The pianist Jeremy Denk, who performed in Washington on Saturday. (Photo by Dennis Callahan) (Courtesy of Opus 3 Artists) (Dennis Callahan/Dennis Callahan)

I reviewed the pianist Jeremy Denk in one of his distinctive recitals. I’ve called him the quintessential 20th-century pianist; I may switch that epithet to “The Charles Rosen of the 21st century.” Very different presentation, but same blend of smart writing about music and actually making it.

I went to the Washington Chorus’s “Essential Wagner” concert, expecting disaster, and really enjoyed myself. I mean, really, what chorus singer wouldn’t want to be part of an army of female Valkyries? I think some director may want to check out this concept. And the tenor Issachah Savage was, simply, amazing.

I heard Nelson Freire in a belated NSO debut, giving a sensitive performance of the Brahms Second Concerto under a slightly finicky Andreas Delfs.

And I went to the Washington Concert Opera’s Samson et Dalila.

In what turned out to be a Web exclusive, Stephen Brookes reviewed — and raved about — the pianist Vanessa Perez at the Venezuelan Embassy.

Charles T. Downey heard the National Philharmonic perform Debussy’s rarely-played incidental music to “Martyrdom of St. Sebastian:” “a series of pretty, occasionally exotic sonic backdrops.” He also got to hear the current Domingo-Cafritz artists, members of WNO’s apprentice program, in scenes from American operas.
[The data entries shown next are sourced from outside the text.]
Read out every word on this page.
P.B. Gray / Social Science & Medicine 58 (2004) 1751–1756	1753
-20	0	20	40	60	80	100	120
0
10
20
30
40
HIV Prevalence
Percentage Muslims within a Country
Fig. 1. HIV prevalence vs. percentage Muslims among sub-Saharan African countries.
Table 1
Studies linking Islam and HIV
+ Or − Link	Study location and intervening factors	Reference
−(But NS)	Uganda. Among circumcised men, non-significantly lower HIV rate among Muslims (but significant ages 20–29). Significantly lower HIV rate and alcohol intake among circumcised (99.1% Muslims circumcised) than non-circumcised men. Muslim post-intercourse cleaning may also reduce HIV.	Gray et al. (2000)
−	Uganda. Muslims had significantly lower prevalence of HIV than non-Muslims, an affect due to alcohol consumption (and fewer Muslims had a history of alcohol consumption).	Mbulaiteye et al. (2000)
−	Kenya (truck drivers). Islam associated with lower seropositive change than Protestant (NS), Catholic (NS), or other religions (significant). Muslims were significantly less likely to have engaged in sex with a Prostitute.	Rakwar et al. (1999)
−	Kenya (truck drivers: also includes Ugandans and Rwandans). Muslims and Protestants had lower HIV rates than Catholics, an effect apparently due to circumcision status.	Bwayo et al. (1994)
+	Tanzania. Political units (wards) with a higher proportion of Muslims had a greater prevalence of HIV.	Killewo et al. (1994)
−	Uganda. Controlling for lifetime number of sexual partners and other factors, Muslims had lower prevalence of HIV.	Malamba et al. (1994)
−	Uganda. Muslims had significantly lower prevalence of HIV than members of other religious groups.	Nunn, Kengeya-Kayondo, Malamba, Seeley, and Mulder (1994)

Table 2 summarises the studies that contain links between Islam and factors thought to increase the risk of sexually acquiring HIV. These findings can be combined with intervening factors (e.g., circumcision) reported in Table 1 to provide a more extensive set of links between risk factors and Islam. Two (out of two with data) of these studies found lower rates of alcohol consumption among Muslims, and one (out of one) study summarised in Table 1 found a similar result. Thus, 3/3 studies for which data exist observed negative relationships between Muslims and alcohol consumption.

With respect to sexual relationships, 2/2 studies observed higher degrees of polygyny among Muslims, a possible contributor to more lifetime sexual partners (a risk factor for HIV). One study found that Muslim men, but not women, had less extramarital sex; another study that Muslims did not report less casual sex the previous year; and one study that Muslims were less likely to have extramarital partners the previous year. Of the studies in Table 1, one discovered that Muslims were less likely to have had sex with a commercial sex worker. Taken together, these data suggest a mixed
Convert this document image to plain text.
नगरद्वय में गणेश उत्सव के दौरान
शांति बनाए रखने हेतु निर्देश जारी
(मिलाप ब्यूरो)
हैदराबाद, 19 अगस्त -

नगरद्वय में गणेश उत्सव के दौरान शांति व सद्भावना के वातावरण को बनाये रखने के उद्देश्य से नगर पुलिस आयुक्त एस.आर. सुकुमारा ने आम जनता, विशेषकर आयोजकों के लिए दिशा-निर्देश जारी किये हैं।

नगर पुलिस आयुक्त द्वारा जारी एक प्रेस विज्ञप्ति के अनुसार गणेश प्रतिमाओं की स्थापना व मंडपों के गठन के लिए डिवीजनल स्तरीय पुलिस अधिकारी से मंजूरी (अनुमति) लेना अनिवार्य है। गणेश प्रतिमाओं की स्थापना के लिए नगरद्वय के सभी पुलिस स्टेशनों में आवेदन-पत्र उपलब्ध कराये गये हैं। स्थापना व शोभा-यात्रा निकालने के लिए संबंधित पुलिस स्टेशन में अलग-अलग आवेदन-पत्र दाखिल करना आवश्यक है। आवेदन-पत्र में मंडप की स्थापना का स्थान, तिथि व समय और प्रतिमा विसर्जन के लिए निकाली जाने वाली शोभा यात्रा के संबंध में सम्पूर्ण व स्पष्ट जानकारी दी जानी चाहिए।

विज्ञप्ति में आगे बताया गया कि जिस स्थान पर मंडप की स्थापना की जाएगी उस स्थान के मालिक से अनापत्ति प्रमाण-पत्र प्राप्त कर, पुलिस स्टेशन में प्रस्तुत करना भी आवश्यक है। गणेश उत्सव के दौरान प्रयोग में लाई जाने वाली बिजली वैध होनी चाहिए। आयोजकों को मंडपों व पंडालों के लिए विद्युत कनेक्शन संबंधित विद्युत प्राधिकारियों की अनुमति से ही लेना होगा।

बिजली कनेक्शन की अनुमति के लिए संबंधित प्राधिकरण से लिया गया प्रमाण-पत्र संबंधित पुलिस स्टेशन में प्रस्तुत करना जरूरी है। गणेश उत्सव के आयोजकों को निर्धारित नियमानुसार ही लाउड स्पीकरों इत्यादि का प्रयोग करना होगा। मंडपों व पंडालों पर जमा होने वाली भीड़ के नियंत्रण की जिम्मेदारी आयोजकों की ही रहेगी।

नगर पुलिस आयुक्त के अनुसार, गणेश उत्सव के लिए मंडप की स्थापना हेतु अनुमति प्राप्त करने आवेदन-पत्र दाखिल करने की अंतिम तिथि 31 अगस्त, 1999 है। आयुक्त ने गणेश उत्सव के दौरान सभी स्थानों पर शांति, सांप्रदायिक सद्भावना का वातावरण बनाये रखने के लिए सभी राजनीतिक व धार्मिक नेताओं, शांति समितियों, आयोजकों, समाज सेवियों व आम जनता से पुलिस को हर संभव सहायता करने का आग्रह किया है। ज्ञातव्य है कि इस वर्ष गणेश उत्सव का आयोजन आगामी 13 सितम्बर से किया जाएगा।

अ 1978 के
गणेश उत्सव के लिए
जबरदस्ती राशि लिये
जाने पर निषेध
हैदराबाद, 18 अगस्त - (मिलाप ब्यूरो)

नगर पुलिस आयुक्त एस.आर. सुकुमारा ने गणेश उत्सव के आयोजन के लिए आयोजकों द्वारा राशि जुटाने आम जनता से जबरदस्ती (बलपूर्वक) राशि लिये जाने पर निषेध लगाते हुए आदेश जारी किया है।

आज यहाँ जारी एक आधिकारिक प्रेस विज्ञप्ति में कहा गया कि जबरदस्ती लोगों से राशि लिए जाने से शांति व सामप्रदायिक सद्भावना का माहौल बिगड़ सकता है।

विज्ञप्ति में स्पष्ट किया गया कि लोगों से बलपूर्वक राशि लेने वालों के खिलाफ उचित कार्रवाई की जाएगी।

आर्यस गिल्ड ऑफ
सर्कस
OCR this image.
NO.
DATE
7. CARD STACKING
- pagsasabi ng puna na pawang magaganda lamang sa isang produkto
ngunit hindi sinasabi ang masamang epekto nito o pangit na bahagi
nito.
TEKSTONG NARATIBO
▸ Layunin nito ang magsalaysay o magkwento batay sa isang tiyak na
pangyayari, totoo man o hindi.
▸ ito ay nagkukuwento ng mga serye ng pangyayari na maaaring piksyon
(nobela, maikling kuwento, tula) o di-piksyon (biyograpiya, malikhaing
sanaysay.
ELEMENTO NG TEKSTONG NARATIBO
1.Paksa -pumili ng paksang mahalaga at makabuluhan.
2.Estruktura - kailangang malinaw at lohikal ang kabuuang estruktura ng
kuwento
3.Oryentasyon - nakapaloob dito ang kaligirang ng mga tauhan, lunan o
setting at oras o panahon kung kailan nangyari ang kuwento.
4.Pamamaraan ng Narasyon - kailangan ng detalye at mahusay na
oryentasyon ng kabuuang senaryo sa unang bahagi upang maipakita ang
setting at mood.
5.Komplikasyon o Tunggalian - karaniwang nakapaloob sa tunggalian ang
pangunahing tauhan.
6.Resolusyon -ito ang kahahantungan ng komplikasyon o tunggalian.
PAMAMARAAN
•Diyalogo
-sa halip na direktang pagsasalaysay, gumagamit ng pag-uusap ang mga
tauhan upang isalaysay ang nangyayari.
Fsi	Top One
Robert Battey gave a deft, appreciative appraisal of Itzhak Perlman, who is so familiar at this point that it can be hard to know what to write about his performances. He found Narek Hakhnazaryan, who has performed here fairly often, a complete cellist, but not yet a complete musician.

Cecelia Porter was transported by the Cathedral Choral Society’s performance of Bach’s B minor mass.